La verdad es que las autoridades han violado a conveniencia, y todavía lo hacen, una legislación como la 112-00 concebida precisamente para despolitizar los precios de los carburantes. El rejuego, con el claro propósito de no cargar con los costos políticos, hoy, entre muchos otros factores, resta crédito a sus argumentos en lo que respecta a la aplicación de la ley.
En estos días, por el déficit fiscal que arrastra, todavía está en menos condiciones para absorber el alza del petróleo que durante las doce semanas consecutivas en que congeló los precios con motivo del proceso electoral.
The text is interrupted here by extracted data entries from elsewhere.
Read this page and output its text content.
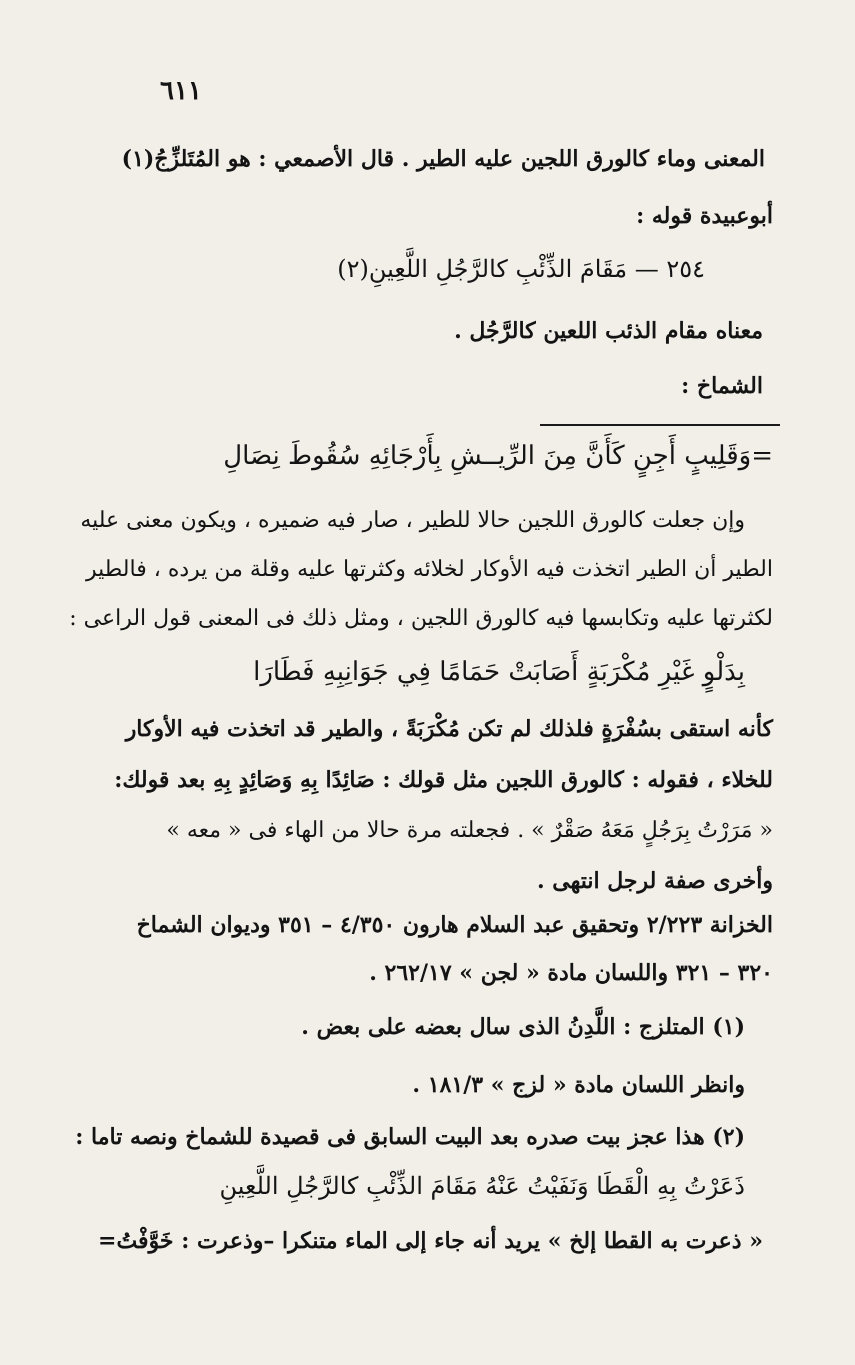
٦١١
المعنى وماء كالورق اللجين عليه الطير . قال الأصمعي : هو المُتَلزِّجُ(١)
أبوعبيدة قوله :
٢٥٤ — مَقَامَ الذِّئْبِ كالرَّجُلِ اللَّعِينِ(٢)
معناه مقام الذئب اللعين كالرَّجُل .
الشماخ :
=وَقَلِيبٍ أَجِنٍ كَأَنَّ مِنَ الرِّيــشِ بِأَرْجَائِهِ سُقُوطَ نِصَالِ
وإن جعلت كالورق اللجين حالا للطير ، صار فيه ضميره ، ويكون معنى عليه
الطير أن الطير اتخذت فيه الأوكار لخلائه وكثرتها عليه وقلة من يرده ، فالطير
لكثرتها عليه وتكابسها فيه كالورق اللجين ، ومثل ذلك فى المعنى قول الراعى :
بِدَلْوٍ غَيْرِ مُكْرَبَةٍ أَصَابَتْ حَمَامًا فِي جَوَانِبِهِ فَطَارَا
كأنه استقى بسُفْرَةٍ فلذلك لم تكن مُكْرَبَةً ، والطير قد اتخذت فيه الأوكار
للخلاء ، فقوله : كالورق اللجين مثل قولك : صَائِدًا بِهِ وَصَائِدٍ بِهِ بعد قولك:
« مَرَرْتُ بِرَجُلٍ مَعَهُ صَقْرٌ » . فجعلته مرة حالا من الهاء فى « معه »
وأخرى صفة لرجل انتهى .
الخزانة ٢/٢٢٣ وتحقيق عبد السلام هارون ٤/٣٥٠ – ٣٥١ وديوان الشماخ
٣٢٠ – ٣٢١ واللسان مادة « لجن » ٢٦٢/١٧ .
(١) المتلزج : اللَّدِنُ الذى سال بعضه على بعض .
وانظر اللسان مادة « لزج » ١٨١/٣ .
(٢) هذا عجز بيت صدره بعد البيت السابق فى قصيدة للشماخ ونصه تاما :
ذَعَرْتُ بِهِ الْقَطَا وَنَفَيْتُ عَنْهُ مَقَامَ الذِّئْبِ كالرَّجُلِ اللَّعِينِ
« ذعرت به القطا إلخ » يريد أنه جاء إلى الماء متنكرا –وذعرت : خَوَّفْتُ=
El Gobierno sabe que de regirse por la ley tendría que disponer aumentos, que en momentos de tanta tensión como los actuales sería como echar más leña al fuego.
Durante un encuentro en el Palacio Nacional calificado de auspicioso, el presidente Leonel Fernández consiguió aplacar la oposición del sector empresarial a la polémica indexación de los carburantes, pero no se puede obviar que a cambio tuvo que revocar el proyecto que revisaba la Ley de competitividad e innovación industrial.
Aún tras el acuerdo han surgido algunos riflazos en torno a supuestas violaciones a leyes como la de Electricidad. El presidente de la Asociación de Industrias de la República Dominicana, Manuel Diez Cabral, se quejó de que no se acaban de ejecutar consensos a que se han arribado sobre la legislación, además de advertir sobre los riesgos que implica para la seguridad jurídica la inobservancia de reglas que las autoridades están lla madas a garantizar.
El Gobierno está contra la pared, toda vez que un encuentro con los transportistas no podrá ser únicamente para explicarles el alcance de los reajustes, como ha planteado el ministro de Economía y Planificación, Temístocles Montás, sino que tendrá que hacer algunas concesiones. Pero con la necesidad de recursos para completar subsidios como el del sector eléctrico se supone que no está en condiciones de dar facilidades ni hacer excepciones. Si ha absorbido el alza de los precios de los carburantes ha sido única y exclusivamente por las circunstancias.
De manera que tanto por la concesión a los empresarios como por los acostumbrados a lo suyo se duda que en un eventual encuentro con el presidente Fernández los transportistas puedan conformarse sólo con explicaciones. Ahí es que está el problema.